Can you tell us a bit about yourself?
I grew up in Detroit, Michigan and moved to Boston with my wife in 2004. When we came to Boston, I found a job at Codman Academy as the Technology Director. I have always had an interest in technology – however, I knew this wasn’t something I wanted to do long term. I decided to make a career shift to Investment Management, so in 2009, I graduated from Boston College with a degree in Finance. I remained heavily involved with Codman Academy, which allowed me to meet Mark when he began to run tutorial at the school in 2008. He was aware of my new career path, and in 2010, I was hired as the Director of Finance and Operations for Tutors for All. Despite having since moved back to Michigan with my family, my dedication to Tutors for All has not diminished, and the organization will forever be an important part of my life.
Since you’ve been a part of K4A from the beginning, I have to ask- why kickball? Why not some other sport?
Kickball is a sport that most people know the general rules. Unlike baseball or football, it’s easy to explain and doesn’t require intense practicing and training. You have to admit, pitching a kickball is much easier than pitching a baseball. Because the sport is so inclusive, we thought it would be perfect for our event!
What is your favorite part about the event?
Each year when I know it’s almost time for Kickball for All, I immediately start looking forward to seeing Mark and the rest of my old co-workers. It’s always nice to catch up with them since I don’t get to see them often. I love watching the crowd of people grow each year as more people get involved with Tutors for All.
Is there anything you would recommend to people thinking about playing this year?
There are two things: the first thing I always tell people is that they shouldn’t worry too much about the mechanics of kickball. It doesn’t matter how well you play or if you’re inexperienced. The important thing is that you have fun, meet people, eat food and learn about the organization.
The second is that it’s always good to have different kinds of people at the event, especially former students who have experienced our programs first-hand. I like to encourage former and current students to attend the event, though many feel like they won’t be able to raise enough of money. In those situations, I tell students that any donation is helpful, and that the important thing is to have fun, meet people, and spread awareness about Tutors for All.

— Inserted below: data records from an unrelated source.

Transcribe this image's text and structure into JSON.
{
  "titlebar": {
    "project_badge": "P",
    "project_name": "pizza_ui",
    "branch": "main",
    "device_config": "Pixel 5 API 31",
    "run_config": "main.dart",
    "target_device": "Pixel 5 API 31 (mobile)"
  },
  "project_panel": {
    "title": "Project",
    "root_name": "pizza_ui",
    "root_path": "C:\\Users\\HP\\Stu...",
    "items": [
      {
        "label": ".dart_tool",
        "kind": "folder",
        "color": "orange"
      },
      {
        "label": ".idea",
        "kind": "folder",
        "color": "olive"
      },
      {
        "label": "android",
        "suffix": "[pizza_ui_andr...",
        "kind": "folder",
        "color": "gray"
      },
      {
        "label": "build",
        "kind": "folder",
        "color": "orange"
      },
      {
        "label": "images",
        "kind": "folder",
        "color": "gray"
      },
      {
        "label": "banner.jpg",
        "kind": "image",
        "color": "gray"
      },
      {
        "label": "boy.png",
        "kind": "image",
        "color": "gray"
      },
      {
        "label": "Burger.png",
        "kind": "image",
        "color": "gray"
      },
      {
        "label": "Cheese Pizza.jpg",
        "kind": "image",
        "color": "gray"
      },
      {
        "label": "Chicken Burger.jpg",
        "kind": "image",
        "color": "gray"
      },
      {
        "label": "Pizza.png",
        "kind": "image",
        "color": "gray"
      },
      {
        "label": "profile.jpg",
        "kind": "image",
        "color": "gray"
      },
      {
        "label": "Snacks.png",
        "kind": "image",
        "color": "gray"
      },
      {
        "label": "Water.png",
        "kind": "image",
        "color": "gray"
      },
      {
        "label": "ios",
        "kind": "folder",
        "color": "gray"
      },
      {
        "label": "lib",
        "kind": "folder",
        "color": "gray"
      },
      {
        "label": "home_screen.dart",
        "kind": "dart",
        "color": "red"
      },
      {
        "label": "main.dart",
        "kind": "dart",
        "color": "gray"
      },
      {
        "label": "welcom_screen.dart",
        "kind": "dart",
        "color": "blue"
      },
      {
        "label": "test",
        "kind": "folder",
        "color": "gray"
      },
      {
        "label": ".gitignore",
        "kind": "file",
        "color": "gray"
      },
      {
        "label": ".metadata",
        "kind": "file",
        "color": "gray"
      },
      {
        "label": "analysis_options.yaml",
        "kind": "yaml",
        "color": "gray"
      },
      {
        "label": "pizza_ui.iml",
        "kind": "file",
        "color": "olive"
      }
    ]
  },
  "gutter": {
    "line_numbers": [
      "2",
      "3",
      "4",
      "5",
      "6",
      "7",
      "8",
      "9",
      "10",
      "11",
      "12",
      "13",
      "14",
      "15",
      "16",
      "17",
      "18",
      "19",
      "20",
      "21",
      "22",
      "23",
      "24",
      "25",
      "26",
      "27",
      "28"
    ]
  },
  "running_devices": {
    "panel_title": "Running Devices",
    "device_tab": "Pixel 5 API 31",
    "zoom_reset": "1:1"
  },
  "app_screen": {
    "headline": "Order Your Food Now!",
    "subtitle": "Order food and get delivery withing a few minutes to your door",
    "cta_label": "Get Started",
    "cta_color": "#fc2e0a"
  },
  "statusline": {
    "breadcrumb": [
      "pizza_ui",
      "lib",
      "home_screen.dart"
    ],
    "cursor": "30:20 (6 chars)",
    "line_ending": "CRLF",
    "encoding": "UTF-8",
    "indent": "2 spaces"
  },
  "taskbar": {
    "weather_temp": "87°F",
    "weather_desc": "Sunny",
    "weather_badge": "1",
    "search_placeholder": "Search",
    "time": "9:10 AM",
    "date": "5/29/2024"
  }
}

What has been the key to your success when it comes to raising so much money for this event?
It’s beneficial when you have co-captains who are actively helping you raise a team goal. In the past, Bryan Potts, Shane Magner and I co-captained a team called The Test Takers, and together we raised more money than we would have individually. When trying to get donations, I seek help from my parents, in-laws, relatives, friends and co-workers. I have built a strong networking platform where I’m able to send over 50 emails, and if half of those people donate then it’s a success. I’m often able to get large donations from my business contacts, and all of the small donations I receive from others start to add up.Then before you know it, I’ve reached my goal! I would rather have 1,000 people giving $10 than have 1 person giving $1,000. Being able to spread the word about Tutors for All is an essential part of Kickball for All.
Lastly, which team do you think is going to win Kickball for All 2016?
Well to be honest, last year I didn’t think we were going to win. It ultimately came down to the last five minutes when I was able to raise a couple of hundred dollars by asking people on the field to donate. This year, I know it’s going to come down to Mark and I (unless Bob Hornstein comes from left field). But my team will still win.